Para Álvarez, o ideal é que o documento seja o resultado de reflexão coletiva. E como chegar ao consenso? "Proporcionando espaços para que cada uma das partes exponha seus objetivos e interesses com base nos princípios educativos com os quais todos concordam", diz o educador. Esse esforço conjunto harmoniza as diferenças entre os grupos que compõem a escola.
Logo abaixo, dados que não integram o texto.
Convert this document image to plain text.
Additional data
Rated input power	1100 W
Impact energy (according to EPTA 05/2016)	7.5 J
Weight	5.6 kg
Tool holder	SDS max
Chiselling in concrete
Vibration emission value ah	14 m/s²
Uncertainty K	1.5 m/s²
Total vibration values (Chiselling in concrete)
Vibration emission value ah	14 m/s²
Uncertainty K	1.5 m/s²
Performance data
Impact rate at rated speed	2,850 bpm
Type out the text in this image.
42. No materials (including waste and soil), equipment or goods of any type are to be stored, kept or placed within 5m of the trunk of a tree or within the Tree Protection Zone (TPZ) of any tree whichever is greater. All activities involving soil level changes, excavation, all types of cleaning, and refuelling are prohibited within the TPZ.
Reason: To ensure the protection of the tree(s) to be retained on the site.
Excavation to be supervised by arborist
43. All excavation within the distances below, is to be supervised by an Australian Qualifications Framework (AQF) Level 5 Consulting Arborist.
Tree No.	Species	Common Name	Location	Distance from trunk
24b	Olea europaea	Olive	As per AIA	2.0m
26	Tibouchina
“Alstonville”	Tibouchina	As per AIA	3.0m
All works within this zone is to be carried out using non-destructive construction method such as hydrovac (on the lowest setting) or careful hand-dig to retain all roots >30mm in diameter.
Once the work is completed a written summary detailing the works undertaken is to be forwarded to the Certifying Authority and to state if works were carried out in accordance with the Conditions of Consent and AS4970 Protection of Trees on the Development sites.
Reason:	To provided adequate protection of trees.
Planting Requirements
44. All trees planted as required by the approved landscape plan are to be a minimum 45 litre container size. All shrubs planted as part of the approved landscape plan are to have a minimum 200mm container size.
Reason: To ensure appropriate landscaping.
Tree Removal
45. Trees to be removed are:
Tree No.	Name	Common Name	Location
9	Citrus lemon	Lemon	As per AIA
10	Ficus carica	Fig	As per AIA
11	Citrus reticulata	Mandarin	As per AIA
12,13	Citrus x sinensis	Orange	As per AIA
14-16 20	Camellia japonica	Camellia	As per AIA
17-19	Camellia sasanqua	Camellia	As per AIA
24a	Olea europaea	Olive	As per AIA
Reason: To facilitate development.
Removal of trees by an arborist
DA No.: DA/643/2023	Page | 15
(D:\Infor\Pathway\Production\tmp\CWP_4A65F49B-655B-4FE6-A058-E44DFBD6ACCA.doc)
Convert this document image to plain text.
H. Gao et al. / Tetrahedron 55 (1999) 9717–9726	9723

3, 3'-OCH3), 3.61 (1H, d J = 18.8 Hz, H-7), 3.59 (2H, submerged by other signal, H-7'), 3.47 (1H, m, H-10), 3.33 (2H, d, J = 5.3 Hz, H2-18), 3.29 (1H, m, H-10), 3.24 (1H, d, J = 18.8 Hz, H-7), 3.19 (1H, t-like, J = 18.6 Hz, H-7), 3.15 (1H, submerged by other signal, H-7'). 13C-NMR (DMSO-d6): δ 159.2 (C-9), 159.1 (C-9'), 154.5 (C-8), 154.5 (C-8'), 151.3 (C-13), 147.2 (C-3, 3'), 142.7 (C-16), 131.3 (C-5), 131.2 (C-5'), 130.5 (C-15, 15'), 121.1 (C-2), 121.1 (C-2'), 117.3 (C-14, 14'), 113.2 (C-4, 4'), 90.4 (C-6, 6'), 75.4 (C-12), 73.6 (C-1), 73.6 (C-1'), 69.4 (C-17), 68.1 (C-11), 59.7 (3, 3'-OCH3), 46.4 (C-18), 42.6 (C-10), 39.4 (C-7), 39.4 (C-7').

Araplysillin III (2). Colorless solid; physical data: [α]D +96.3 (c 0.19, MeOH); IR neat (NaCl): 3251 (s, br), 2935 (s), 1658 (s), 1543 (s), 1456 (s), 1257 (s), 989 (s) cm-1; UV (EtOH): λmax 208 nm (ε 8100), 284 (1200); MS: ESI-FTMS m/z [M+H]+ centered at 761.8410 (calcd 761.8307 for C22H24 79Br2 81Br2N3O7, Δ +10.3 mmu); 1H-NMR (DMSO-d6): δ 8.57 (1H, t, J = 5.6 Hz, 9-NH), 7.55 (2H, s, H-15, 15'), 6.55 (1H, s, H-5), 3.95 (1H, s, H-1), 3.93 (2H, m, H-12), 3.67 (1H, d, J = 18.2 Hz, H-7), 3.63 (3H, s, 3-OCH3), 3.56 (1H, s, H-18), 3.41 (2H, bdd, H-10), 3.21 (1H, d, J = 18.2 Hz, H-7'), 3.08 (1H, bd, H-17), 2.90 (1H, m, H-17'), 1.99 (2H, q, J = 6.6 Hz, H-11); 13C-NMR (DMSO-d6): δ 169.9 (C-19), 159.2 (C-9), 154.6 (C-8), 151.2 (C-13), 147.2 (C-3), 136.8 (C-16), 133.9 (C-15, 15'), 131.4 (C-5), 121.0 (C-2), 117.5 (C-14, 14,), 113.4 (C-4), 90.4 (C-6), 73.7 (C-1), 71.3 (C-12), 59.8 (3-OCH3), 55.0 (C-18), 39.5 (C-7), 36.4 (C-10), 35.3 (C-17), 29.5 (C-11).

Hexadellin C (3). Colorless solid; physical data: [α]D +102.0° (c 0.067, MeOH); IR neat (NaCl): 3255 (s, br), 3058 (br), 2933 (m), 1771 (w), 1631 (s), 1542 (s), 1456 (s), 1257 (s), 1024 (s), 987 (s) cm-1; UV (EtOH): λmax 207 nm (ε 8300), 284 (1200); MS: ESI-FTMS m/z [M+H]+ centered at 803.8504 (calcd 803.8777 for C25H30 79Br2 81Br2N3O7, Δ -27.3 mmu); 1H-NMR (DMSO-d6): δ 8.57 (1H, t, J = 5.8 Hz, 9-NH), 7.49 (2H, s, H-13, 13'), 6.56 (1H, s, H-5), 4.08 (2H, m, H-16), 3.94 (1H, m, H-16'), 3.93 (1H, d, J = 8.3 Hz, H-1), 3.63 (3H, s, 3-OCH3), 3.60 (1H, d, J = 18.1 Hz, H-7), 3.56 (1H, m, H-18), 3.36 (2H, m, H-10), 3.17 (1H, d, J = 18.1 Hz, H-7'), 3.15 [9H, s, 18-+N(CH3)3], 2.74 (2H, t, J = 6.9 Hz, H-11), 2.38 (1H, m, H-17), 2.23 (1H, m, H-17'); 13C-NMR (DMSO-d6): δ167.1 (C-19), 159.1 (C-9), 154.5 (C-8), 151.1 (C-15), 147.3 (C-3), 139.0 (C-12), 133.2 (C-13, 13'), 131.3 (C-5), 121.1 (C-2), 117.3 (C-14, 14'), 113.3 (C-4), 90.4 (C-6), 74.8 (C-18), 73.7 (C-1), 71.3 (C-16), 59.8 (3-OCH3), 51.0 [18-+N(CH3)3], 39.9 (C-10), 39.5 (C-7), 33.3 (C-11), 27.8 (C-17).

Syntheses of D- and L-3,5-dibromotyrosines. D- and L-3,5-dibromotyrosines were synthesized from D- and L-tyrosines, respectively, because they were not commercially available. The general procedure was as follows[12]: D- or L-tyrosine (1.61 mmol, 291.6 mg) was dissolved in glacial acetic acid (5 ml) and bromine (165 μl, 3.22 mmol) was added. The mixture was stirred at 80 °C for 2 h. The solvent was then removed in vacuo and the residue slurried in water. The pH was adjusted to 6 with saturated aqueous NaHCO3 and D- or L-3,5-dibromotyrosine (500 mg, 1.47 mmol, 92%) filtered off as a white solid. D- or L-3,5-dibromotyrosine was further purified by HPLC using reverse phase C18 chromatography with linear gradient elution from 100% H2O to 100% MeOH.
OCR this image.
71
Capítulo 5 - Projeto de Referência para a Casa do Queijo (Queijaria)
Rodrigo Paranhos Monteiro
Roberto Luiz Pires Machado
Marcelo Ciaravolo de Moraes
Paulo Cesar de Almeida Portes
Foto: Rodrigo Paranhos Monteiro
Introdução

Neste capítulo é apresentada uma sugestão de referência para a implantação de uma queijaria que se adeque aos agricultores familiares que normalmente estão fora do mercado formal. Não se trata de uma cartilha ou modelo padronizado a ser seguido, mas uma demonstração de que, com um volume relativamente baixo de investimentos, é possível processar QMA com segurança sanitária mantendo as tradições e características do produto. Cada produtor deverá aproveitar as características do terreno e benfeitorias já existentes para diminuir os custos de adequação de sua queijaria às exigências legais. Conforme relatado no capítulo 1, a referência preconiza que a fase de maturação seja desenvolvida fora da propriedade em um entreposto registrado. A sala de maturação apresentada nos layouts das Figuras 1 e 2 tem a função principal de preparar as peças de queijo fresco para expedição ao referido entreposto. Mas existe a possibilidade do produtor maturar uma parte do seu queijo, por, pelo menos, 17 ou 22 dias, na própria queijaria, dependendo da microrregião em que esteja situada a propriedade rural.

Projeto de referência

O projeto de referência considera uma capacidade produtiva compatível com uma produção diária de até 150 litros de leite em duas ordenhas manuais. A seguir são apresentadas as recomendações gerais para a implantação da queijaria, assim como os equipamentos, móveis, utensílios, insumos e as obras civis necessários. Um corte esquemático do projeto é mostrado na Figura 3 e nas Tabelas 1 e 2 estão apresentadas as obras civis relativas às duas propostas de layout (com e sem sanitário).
Um dos desafios para chegar a bom termo nessa elaboração, observa o educador francês Bernard Charlot, é manter a coerência entre a teoria e a prática. "De que vale um discurso pedagógico do tipo construtivista e práticas que o contradizem?", questiona Charlot.

Manter a proposta pedagógica e o planejamento escolar atualizados é a recomendação feita pela educadora Madalena Freire, de São Paulo. "Tanto a proposta como o planejamento são processuais e devem correr em paralelo com a construção do conhecimento", diz ela. Isso impede que os dois documentos se transformem em instrumentos engavetados, só revistos no fim do ano. Essa burocratização leva muitos professores a considerar ambos como desnecessários e inviáveis. "O planejamento serve como roteiro para os professores, permitindo aplicar no dia-a-dia a linha de pensamento e ação da proposta pedagógica", afirma Ilza Martins Sant'Anna, professora da Faculdade Porto-Alegrense de Educação, Ciências e Letras. O que não significa determinar uma forma única de planejar todas as disciplinas: a avaliação dos erros e acertos é que vai permitir a melhor escolha.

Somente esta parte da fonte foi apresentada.